Despite the considerable challenge that this Asian agenda poses, the Obama administration has added to its trade dossier by formally proposing a US-EU Free Trade Area to be concluded quickly ("in one tank of gas" as has been repeatedly stated). The barriers to trade that exist arise from differences in regulatory philosophy in such areas as safety, privacy, intellectual property and cross-border services provisioning, where, once again, the US is concerned to establish a template for cross-border rules in areas of importance to it. As a mark of the importance that the Obama administration now attaches to its trade agenda, it has just named Michael Froman, a key aide of President Obama from the first term (and the president's Sherpa for the G20), as the US trade representative.
In backing the TPP, the US has created an alternative track to the economic integration project associated with the "Asean+6" countries. This envisaged the ten Asean countries1 at the core of Asian integration efforts, complemented by six neighbours with whom Asean already has bilateral trade agreements: China, Japan, South Korea, India, Australia and New Zealand. The key difference between the two tracks is the participation of the US in the TPP track, and of China in the Asean+6 track. Each is excluded from the other track, at least for the time being, despite the countries being the two largest trading powers in the world. While some Asian countries are common to both initiatives, several are not, and the participation by Apec is also incomplete. It also remains to be seen whether the ambitious US agenda at the negotiating table will be supported when it comes to congressional ratification, as the White House currently does not enjoy "fast-track" authority by which the US Congress binds itself to accept or reject.
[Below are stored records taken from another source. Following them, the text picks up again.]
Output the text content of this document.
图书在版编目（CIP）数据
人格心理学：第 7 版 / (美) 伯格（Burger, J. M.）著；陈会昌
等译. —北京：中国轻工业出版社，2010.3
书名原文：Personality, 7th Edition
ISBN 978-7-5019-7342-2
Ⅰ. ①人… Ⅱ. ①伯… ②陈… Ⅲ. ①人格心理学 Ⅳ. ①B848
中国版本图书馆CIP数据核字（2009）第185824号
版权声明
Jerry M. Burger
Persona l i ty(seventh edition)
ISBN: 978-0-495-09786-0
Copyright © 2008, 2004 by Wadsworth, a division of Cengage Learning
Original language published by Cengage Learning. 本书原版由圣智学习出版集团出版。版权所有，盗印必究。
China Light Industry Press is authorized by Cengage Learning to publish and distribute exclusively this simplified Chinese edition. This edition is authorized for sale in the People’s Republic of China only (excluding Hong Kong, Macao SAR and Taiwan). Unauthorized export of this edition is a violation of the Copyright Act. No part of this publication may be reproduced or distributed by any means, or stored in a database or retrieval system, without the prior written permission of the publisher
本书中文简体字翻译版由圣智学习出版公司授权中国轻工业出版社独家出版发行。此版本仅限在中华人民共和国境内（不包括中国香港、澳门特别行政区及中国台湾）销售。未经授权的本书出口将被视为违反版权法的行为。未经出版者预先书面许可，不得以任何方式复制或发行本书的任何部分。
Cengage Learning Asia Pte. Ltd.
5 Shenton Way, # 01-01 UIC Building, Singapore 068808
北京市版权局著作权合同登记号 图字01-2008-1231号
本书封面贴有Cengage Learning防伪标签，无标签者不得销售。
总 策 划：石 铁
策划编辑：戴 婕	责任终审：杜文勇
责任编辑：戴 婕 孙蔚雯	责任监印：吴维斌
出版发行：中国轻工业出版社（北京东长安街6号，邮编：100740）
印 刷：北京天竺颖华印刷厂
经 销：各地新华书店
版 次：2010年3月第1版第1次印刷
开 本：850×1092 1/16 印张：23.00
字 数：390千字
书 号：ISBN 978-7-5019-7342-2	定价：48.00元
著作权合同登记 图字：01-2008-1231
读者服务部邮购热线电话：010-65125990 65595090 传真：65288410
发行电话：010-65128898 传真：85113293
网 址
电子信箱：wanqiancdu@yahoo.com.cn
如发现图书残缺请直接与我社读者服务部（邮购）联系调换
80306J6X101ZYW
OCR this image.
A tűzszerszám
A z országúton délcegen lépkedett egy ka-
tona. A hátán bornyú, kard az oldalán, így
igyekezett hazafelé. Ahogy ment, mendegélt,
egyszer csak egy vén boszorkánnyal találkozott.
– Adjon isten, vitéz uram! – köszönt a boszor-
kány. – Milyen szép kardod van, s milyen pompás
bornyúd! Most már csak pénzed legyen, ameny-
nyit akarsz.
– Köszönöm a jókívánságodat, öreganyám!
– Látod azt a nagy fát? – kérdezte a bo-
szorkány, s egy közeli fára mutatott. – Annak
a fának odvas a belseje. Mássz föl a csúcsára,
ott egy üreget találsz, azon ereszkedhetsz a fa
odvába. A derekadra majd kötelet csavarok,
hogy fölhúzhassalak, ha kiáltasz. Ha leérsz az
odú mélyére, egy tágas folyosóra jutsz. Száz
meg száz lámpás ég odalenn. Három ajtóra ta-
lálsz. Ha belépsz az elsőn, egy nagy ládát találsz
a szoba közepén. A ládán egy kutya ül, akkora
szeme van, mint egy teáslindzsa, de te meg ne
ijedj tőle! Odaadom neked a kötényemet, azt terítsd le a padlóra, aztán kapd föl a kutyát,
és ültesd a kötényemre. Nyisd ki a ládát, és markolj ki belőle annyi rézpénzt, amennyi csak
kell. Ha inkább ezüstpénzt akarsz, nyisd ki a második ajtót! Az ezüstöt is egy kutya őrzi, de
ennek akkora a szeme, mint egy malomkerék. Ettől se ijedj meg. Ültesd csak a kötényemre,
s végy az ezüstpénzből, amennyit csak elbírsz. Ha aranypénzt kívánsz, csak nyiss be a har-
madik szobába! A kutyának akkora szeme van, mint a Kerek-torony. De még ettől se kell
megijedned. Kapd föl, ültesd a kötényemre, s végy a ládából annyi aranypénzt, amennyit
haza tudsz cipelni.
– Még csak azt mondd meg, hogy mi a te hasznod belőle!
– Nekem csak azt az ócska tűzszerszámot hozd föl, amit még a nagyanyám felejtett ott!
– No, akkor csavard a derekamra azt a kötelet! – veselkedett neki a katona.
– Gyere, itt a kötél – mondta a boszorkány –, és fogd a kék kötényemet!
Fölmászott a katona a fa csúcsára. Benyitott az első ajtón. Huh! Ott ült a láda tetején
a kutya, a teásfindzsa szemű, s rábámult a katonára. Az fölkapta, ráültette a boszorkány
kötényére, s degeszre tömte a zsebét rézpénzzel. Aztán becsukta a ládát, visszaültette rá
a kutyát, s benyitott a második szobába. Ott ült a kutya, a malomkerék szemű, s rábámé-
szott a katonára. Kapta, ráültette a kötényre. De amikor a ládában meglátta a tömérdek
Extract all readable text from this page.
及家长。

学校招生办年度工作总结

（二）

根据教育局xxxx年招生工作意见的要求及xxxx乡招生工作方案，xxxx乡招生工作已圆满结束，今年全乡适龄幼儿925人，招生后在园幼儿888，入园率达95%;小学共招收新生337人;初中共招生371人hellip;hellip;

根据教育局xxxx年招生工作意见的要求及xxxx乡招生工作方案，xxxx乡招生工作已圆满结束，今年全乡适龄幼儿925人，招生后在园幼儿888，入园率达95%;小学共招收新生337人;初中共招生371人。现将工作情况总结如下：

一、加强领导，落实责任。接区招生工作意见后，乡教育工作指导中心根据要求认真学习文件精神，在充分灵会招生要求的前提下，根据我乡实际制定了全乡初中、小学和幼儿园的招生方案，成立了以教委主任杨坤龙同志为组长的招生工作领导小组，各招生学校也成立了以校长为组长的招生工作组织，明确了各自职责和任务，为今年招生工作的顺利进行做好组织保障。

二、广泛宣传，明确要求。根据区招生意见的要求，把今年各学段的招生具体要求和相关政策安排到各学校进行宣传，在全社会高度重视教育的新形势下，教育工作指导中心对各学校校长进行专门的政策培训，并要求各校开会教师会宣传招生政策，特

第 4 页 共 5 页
These moves by the US reflect clear impatience with the WTO as a useful forum for addressing the issues that the US considers important. Yet the fact remains that the most dynamic component of merchandise trade has been south-south trade. Such trade is largely governed by the disciplines and rules of the WTO and may not yet be ready for the more advanced frameworks being proposed by the US and Europe. For its part India should see these moves by the US as a wake-up call, and take a calculated and clear-eyed decision on which of the various tracks available (WTO, Asean+6, even TPP) most closely safeguards its economic and political interests. It should then seek to engage forcefully, rather than being faced with a series of faits accompli which it later rues.
1 The original Asean 6 (Indonesia, Singapore, Malaysia, Brunei, Thailand and The Philippines) plus Vietnam, Laos, Cambodia and Myanmar.